Fortunately, you still have a functioning back, and you can strengthen it. You can mobilize it. You can stretch if you feel tight. You can eat an anti-inflammatory diet. You can do an anti-inflammatory fast. You may be able to do a plank, and if you can’t do a plank, you can probably do some variation of a plank and progress to something more challenging.
You see, the formula for low back success is this: keep your back moving well, and keep the muscles strong. Do this with the mental attitude that helps keep you pain free, and self aware, and you will get back pain a lot less than others.

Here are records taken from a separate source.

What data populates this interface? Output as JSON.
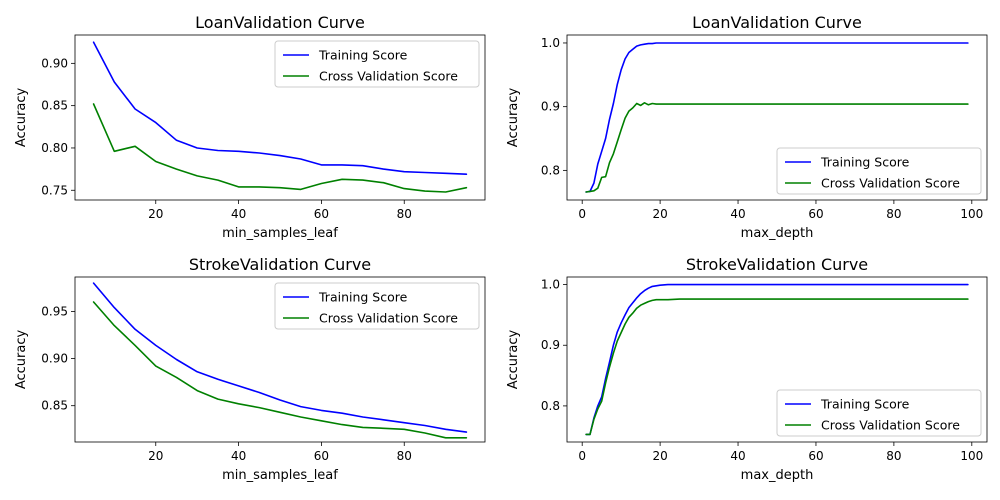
{
  "figure": {
    "background": "#ffffff"
  },
  "chart_data": [
    {
      "type": "line",
      "title": "LoanValidation Curve",
      "xlabel": "min_samples_leaf",
      "ylabel": "Accuracy",
      "xlim": [
        0.5,
        99.5
      ],
      "ylim": [
        0.7385,
        0.9335
      ],
      "xticks": [
        20,
        40,
        60,
        80
      ],
      "yticks": [
        0.75,
        0.8,
        0.85,
        0.9
      ],
      "ytick_labels": [
        "0.75",
        "0.80",
        "0.85",
        "0.90"
      ],
      "legend": "upper right",
      "x": [
        5,
        10,
        15,
        20,
        25,
        30,
        35,
        40,
        45,
        50,
        55,
        60,
        65,
        70,
        75,
        80,
        85,
        90,
        95
      ],
      "series": [
        {
          "name": "Training Score",
          "color": "#0000ff",
          "values": [
            0.925,
            0.878,
            0.846,
            0.83,
            0.809,
            0.8,
            0.797,
            0.796,
            0.794,
            0.791,
            0.787,
            0.78,
            0.78,
            0.779,
            0.775,
            0.772,
            0.771,
            0.77,
            0.769
          ]
        },
        {
          "name": "Cross Validation Score",
          "color": "#008000",
          "values": [
            0.852,
            0.796,
            0.802,
            0.784,
            0.775,
            0.767,
            0.762,
            0.754,
            0.754,
            0.753,
            0.751,
            0.758,
            0.763,
            0.762,
            0.759,
            0.752,
            0.749,
            0.748,
            0.753
          ]
        }
      ]
    },
    {
      "type": "line",
      "title": "LoanValidation Curve",
      "xlabel": "max_depth",
      "ylabel": "Accuracy",
      "xlim": [
        -3.9,
        103.9
      ],
      "ylim": [
        0.7535,
        1.0125
      ],
      "xticks": [
        0,
        20,
        40,
        60,
        80,
        100
      ],
      "yticks": [
        0.8,
        0.9,
        1.0
      ],
      "ytick_labels": [
        "0.8",
        "0.9",
        "1.0"
      ],
      "legend": "lower right",
      "x": [
        1,
        2,
        3,
        4,
        5,
        6,
        7,
        8,
        9,
        10,
        11,
        12,
        13,
        14,
        15,
        16,
        17,
        18,
        19,
        20,
        25,
        30,
        40,
        50,
        60,
        70,
        80,
        90,
        99
      ],
      "series": [
        {
          "name": "Training Score",
          "color": "#0000ff",
          "values": [
            0.766,
            0.767,
            0.78,
            0.81,
            0.83,
            0.85,
            0.88,
            0.905,
            0.935,
            0.958,
            0.975,
            0.985,
            0.99,
            0.995,
            0.997,
            0.998,
            0.999,
            0.999,
            1.0,
            1.0,
            1.0,
            1.0,
            1.0,
            1.0,
            1.0,
            1.0,
            1.0,
            1.0,
            1.0
          ]
        },
        {
          "name": "Cross Validation Score",
          "color": "#008000",
          "values": [
            0.766,
            0.767,
            0.768,
            0.772,
            0.789,
            0.79,
            0.812,
            0.826,
            0.845,
            0.864,
            0.882,
            0.893,
            0.898,
            0.905,
            0.902,
            0.906,
            0.903,
            0.905,
            0.904,
            0.904,
            0.904,
            0.904,
            0.904,
            0.904,
            0.904,
            0.904,
            0.904,
            0.904,
            0.904
          ]
        }
      ]
    },
    {
      "type": "line",
      "title": "StrokeValidation Curve",
      "xlabel": "min_samples_leaf",
      "ylabel": "Accuracy",
      "xlim": [
        0.5,
        99.5
      ],
      "ylim": [
        0.8115,
        0.9865
      ],
      "xticks": [
        20,
        40,
        60,
        80
      ],
      "yticks": [
        0.85,
        0.9,
        0.95
      ],
      "ytick_labels": [
        "0.85",
        "0.90",
        "0.95"
      ],
      "legend": "upper right",
      "x": [
        5,
        10,
        15,
        20,
        25,
        30,
        35,
        40,
        45,
        50,
        55,
        60,
        65,
        70,
        75,
        80,
        85,
        90,
        95
      ],
      "series": [
        {
          "name": "Training Score",
          "color": "#0000ff",
          "values": [
            0.98,
            0.954,
            0.931,
            0.914,
            0.899,
            0.886,
            0.878,
            0.871,
            0.864,
            0.856,
            0.849,
            0.845,
            0.842,
            0.838,
            0.835,
            0.832,
            0.829,
            0.825,
            0.822
          ]
        },
        {
          "name": "Cross Validation Score",
          "color": "#008000",
          "values": [
            0.96,
            0.935,
            0.914,
            0.892,
            0.88,
            0.866,
            0.857,
            0.852,
            0.848,
            0.843,
            0.838,
            0.834,
            0.83,
            0.827,
            0.826,
            0.825,
            0.821,
            0.816,
            0.816
          ]
        }
      ]
    },
    {
      "type": "line",
      "title": "StrokeValidation Curve",
      "xlabel": "max_depth",
      "ylabel": "Accuracy",
      "xlim": [
        -3.9,
        103.9
      ],
      "ylim": [
        0.7405,
        1.0125
      ],
      "xticks": [
        0,
        20,
        40,
        60,
        80,
        100
      ],
      "yticks": [
        0.8,
        0.9,
        1.0
      ],
      "ytick_labels": [
        "0.8",
        "0.9",
        "1.0"
      ],
      "legend": "lower right",
      "x": [
        1,
        2,
        3,
        4,
        5,
        6,
        7,
        8,
        9,
        10,
        11,
        12,
        13,
        14,
        15,
        16,
        17,
        18,
        19,
        20,
        22,
        25,
        30,
        40,
        50,
        60,
        70,
        80,
        90,
        99
      ],
      "series": [
        {
          "name": "Training Score",
          "color": "#0000ff",
          "values": [
            0.753,
            0.753,
            0.78,
            0.8,
            0.815,
            0.845,
            0.872,
            0.9,
            0.922,
            0.937,
            0.95,
            0.962,
            0.97,
            0.978,
            0.985,
            0.99,
            0.994,
            0.997,
            0.998,
            0.999,
            1.0,
            1.0,
            1.0,
            1.0,
            1.0,
            1.0,
            1.0,
            1.0,
            1.0,
            1.0
          ]
        },
        {
          "name": "Cross Validation Score",
          "color": "#008000",
          "values": [
            0.753,
            0.753,
            0.778,
            0.795,
            0.808,
            0.838,
            0.864,
            0.887,
            0.907,
            0.921,
            0.935,
            0.946,
            0.953,
            0.961,
            0.966,
            0.969,
            0.972,
            0.974,
            0.975,
            0.975,
            0.975,
            0.976,
            0.976,
            0.976,
            0.976,
            0.976,
            0.976,
            0.976,
            0.976,
            0.976
          ]
        }
      ]
    }
  ]
}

Chiropractic care where we manipulate the joints in your low back is a form of mobilization, and it may be necessary for you, but there are other forms of mobilization that you can do at home. Here’s one: stand up and walk around. Walking is a natural activity for the low back, and when you walk, the forces from every step you take go from your foot to your pelvis and to your low back. It shifts in real time from one leg to the next. Shock is absorbed in your feet, ankles, knees, and sacroiliac joints before the shock from your steps reach your lumbar spine in your low back. Also with every step, the muscles in your legs and core are engaged and they are dynamically contracting and coordinating movement with every step.
Another idea: do some push-ups. Push-ups are a dynamic kind of plank that works your core as well as your arms. If you can’t do a push-up, then you ought to become the kind of person that can do one. Start on your knees with the “girl” push-ups, and work up your strength. You can get there; I know you can because we are all adaptable. If you can do a set of push-ups comfortably, then you can do some other variations on the push-up, like doing them on one foot. Doing a hand-clap. Doing some alternating shoulder touches. Pretty soon, your low back will be so engaged, that you will have forgotten about the pain.
Why do I say that you should strengthen your muscles to get rid of the pain? May studies show that exercise has a positive effect on back pain disability ratings. Rehab, in general, to any part of your body is done best with tension applied to stimulate growth. MRI studies of people with low back pain show muscle atrophy in the muscles of the back, and the muscles also look diseased and full of fatty infiltration if you have a low back study with an MRI for low back pain.
If you have a ton of money so you can afford caregivers, if you are content to live in chronic pain morning and night, and if you don’t mind being the one in your group who moves the slowest, then maybe you don’t need to do some self-care for your back. But if you want to be the one who’s 80 years old and still living independently, still using the bathroom on your own, still taking showers on your own, and still having youthful mental health, then you need to adopt a routine of low back exercises you will do for the rest of your life.
Now excuse me while I do some kettlebell swings.